Talking about that work in an interview at the time, Denny noted that he was interested in the possibilities of NFTs as vehicles for conceptual art and added that he’d been looking at the diagram-based paintings of Bernar Venet. It’s not hard, from there, to make a jump to the Metaverse Landscapes—particularly via what happened in between, i.e., last year’s cryptocurrency crash. His recent twofers step nimbly around the toxic-feeling detritus of NFTs as static or looping tokens, weightless digital artifacts that are easily stolen to boot, and lean into dynamism. Whatever happens in the marketplace—of NFTs and of “land” in the metaverse, which purports to be finite, but that’s only the case if you stick to one platform—Denny’s work here should stand as an adroit hands-off tracking of what’s coming down the pipe. It’s an objective record, for now, of human inventiveness, of wild hubris, or whatever else between.

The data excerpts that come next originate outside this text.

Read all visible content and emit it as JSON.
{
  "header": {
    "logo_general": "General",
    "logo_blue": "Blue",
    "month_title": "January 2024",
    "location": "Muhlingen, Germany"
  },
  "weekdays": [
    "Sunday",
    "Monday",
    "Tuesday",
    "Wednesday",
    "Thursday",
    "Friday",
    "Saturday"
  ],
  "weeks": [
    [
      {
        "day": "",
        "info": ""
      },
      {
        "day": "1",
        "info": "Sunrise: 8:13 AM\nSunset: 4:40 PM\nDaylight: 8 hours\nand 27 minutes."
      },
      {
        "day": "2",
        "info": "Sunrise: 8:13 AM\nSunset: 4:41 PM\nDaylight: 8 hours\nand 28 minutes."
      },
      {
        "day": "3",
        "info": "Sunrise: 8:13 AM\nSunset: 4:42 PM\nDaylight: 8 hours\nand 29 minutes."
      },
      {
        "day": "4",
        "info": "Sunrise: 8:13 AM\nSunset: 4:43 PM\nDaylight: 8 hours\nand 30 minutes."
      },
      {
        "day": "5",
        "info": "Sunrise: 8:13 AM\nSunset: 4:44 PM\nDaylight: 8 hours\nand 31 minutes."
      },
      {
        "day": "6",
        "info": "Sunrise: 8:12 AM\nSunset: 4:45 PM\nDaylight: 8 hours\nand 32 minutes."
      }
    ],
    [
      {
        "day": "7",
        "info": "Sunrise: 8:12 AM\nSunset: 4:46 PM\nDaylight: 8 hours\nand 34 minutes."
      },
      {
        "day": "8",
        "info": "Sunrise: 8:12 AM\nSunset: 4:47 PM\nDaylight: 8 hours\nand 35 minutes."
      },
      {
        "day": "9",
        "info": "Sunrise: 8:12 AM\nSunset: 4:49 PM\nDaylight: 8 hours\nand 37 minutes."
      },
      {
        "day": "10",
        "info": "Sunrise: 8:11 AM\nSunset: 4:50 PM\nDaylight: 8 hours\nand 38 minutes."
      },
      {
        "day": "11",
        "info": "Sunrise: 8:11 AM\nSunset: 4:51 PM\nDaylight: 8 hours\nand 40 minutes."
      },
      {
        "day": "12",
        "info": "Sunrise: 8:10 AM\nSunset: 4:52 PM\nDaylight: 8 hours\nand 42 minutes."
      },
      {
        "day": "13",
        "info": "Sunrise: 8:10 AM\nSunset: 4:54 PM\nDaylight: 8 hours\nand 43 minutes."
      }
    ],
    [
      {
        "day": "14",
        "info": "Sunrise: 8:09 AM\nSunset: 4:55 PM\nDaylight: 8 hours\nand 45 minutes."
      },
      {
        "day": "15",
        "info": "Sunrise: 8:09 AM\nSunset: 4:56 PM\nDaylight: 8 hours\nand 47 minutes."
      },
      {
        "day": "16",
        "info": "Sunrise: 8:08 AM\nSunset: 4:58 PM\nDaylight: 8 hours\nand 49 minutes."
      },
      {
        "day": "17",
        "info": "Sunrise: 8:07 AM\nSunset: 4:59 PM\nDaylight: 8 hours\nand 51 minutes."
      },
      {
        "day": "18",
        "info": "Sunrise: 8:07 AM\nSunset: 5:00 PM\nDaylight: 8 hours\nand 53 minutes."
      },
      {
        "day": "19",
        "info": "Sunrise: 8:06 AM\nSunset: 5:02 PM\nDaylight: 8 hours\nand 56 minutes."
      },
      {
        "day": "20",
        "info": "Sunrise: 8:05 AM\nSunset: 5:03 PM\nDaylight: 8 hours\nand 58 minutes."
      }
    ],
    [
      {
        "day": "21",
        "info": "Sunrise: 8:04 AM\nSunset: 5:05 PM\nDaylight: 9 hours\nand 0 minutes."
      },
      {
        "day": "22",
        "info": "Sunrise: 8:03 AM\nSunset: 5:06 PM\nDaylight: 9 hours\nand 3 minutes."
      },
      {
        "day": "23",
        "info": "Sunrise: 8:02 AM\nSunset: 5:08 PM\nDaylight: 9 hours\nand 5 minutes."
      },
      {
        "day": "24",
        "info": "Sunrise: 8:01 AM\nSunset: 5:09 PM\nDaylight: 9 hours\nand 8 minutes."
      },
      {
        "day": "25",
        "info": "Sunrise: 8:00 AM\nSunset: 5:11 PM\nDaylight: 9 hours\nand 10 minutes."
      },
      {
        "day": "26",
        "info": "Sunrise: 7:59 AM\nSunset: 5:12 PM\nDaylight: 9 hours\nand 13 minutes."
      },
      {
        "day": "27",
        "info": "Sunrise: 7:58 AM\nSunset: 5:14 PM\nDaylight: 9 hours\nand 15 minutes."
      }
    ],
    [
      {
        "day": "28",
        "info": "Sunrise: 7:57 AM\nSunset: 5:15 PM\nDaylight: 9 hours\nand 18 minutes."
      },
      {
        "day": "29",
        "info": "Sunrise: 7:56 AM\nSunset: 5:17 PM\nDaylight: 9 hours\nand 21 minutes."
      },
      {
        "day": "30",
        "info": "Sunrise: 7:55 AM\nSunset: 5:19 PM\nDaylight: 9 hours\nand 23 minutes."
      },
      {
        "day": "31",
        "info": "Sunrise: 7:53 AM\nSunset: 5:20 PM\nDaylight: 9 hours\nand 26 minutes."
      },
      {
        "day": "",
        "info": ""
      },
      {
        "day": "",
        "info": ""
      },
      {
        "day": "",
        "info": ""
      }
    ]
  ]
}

Plus, just as if the value of said metaverse land goes down, you—addressing the collector here—are not on the hook for it, then if the value of the NFT goes down, you’ve still got the painting (or you’re the latest to have it, with crystal-clear provenance). And the painting itself, which perhaps needless to say is in a semi-comical value competition with its companion NFT, constitutes a meaningful land claim of its own, on the artist’s behalf. What “landscape” means has been irrevocably altered by the conception of the metaverse’s digital doubling—or, rather, multiplying—of it; Denny, in painting this digital space as overviewed and “owned” but also a near-abstraction, has effectively invented a new modality of landscape art. Whatever values wobble around the Metaverse Landscapes, that one feels stable.
Martin Herbert is a writer and critic based in Berlin.